Further, the attorney mentions the possibility that Congress will allow the Tax Relief, Unemployment Insurance Reauthorization, and Job Creation Act (“TRA 2010”), which President Obama signed into law in 2010, to sunset on January 1, 2013, causing the estate tax exemption and top estate tax rate to return to $1 million and 55 percent respectively, resulting in a much higher estate tax bill if the house is included in Brian’s estate.

Because of his net worth and the possible sunset of TRA 2010, Brian decides that he has no qualms about paying his children fair market rent. Not only will he avoid undoing his estate plan, he will also benefit from transferring additional wealth to his heirs, in the form of rent, without incurring gift tax. However, depending on the amount of deductions related to the property (such as real estate taxes, insurance, repairs, maintenance, and depreciation), the rental income may generate additional income tax liability for Brian’s children.

To ensure that Brian receives the benefits of the QPRT, he will need to take the following steps.

  • If he has not already done so, Brian should inform his children that the QPRT exists, and that they will become the owners of his home when it ends.
  • Before the trust term ends, Brian will need to enter a lease agreementwith his children. (This will demonstrate to the IRS that there was no implied agreement between Brian and his children that he would continue to reside in the home rent-free at the end of the trust term, and further, that Brian’s children have sole right to possession of the home.)
  • After the deeds have been signed and recorded with the county, Brian will want to contact his insurance company to cancel his homeowner’s insurance and obtain a renter’s policy.
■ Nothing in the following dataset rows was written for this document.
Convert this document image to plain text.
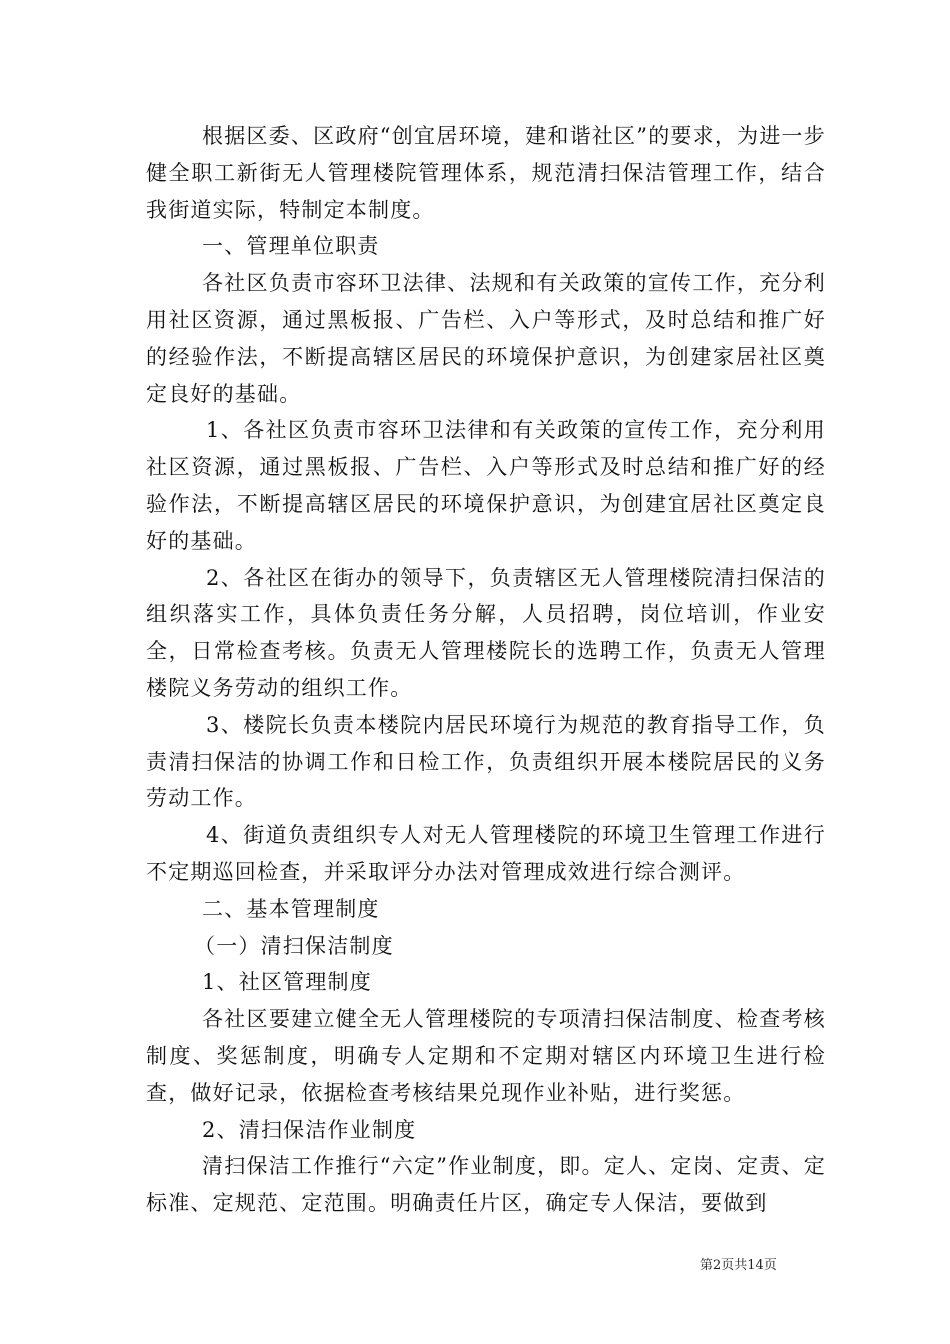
根据区委、区政府“创宜居环境，建和谐社区”的要求，为进一步健全职工新街无人管理楼院管理体系，规范清扫保洁管理工作，结合我街道实际，特制定本制度。

一、管理单位职责

各社区负责市容环卫法律、法规和有关政策的宣传工作，充分利用社区资源，通过黑板报、广告栏、入户等形式，及时总结和推广好的经验作法，不断提高辖区居民的环境保护意识，为创建家居社区奠定良好的基础。

1、各社区负责市容环卫法律和有关政策的宣传工作，充分利用社区资源，通过黑板报、广告栏、入户等形式及时总结和推广好的经验作法，不断提高辖区居民的环境保护意识，为创建宜居社区奠定良好的基础。

2、各社区在街办的领导下，负责辖区无人管理楼院清扫保洁的组织落实工作，具体负责任务分解，人员招聘，岗位培训，作业安全，日常检查考核。负责无人管理楼院长的选聘工作，负责无人管理楼院义务劳动的组织工作。

3、楼院长负责本楼院内居民环境行为规范的教育指导工作，负责清扫保洁的协调工作和日检工作，负责组织开展本楼院居民的义务劳动工作。

4、街道负责组织专人对无人管理楼院的环境卫生管理工作进行不定期巡回检查，并采取评分办法对管理成效进行综合测评。

二、基本管理制度

（一）清扫保洁制度

1、社区管理制度

各社区要建立健全无人管理楼院的专项清扫保洁制度、检查考核制度、奖惩制度，明确专人定期和不定期对辖区内环境卫生进行检查，做好记录，依据检查考核结果兑现作业补贴，进行奖惩。

2、清扫保洁作业制度

清扫保洁工作推行“六定”作业制度，即。定人、定岗、定责、定标准、定规范、定范围。明确责任片区，确定专人保洁，要做到

第2页共14页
Brian should also make sure his children know to take some steps of their own to ensure the transfer goes smoothly. They should:

  • Either obtain a letter stating the fair market rent from a local real estate broker or pay for a fair market rent appraisal. (The payment of fair market rent will help avoid an IRS challenge that Brian continued control and enjoyment of the home, so as not to bring the home back into his estate.)
  • Hire a real estate attorney to draft the formal lease agreement. The agreement should be for at least one year and provide for automatic renewals unless canceled by either party. Further, the rental amount should be revisited at the end of each lease term to ensure that Brian continues to pay fair market rent.
  • Have the real estate attorney draft the necessary legal documents to allow the children to accept trusteeship after the QPRT term ends, and to transfer title of the property from the trust to either their individual names or to the entity they establish to hold the property.
  • If the children plan to hold the property in an LLC, to limit their liability against a lawsuit from someone that gets injured on the property, they should also have the attorney draft the LLC formation documents.
  • Obtain an appraisal to determine the home’s fair market value, since they will be converting the property to a rental home. They will need the market value in order to claim a depreciation deduction against rental income.
  • Obtain new title insurance on the property once they become the owners.
  • Once they own the house, they should also obtain homeowner’s insurance and inform the insurer that the home will be used as a rental property. This may increase the cost of insuring the property. However, the children should also mention that they will be renting it to their parent, the previous owner, and not some unrelated third-party, as this may result in either minimal or no increase in premium.

A well-managed QPRT can provide substantial estate tax savings. However, if you do not take the necessary steps to wind it up properly, Uncle Sam may still get a stake in the house.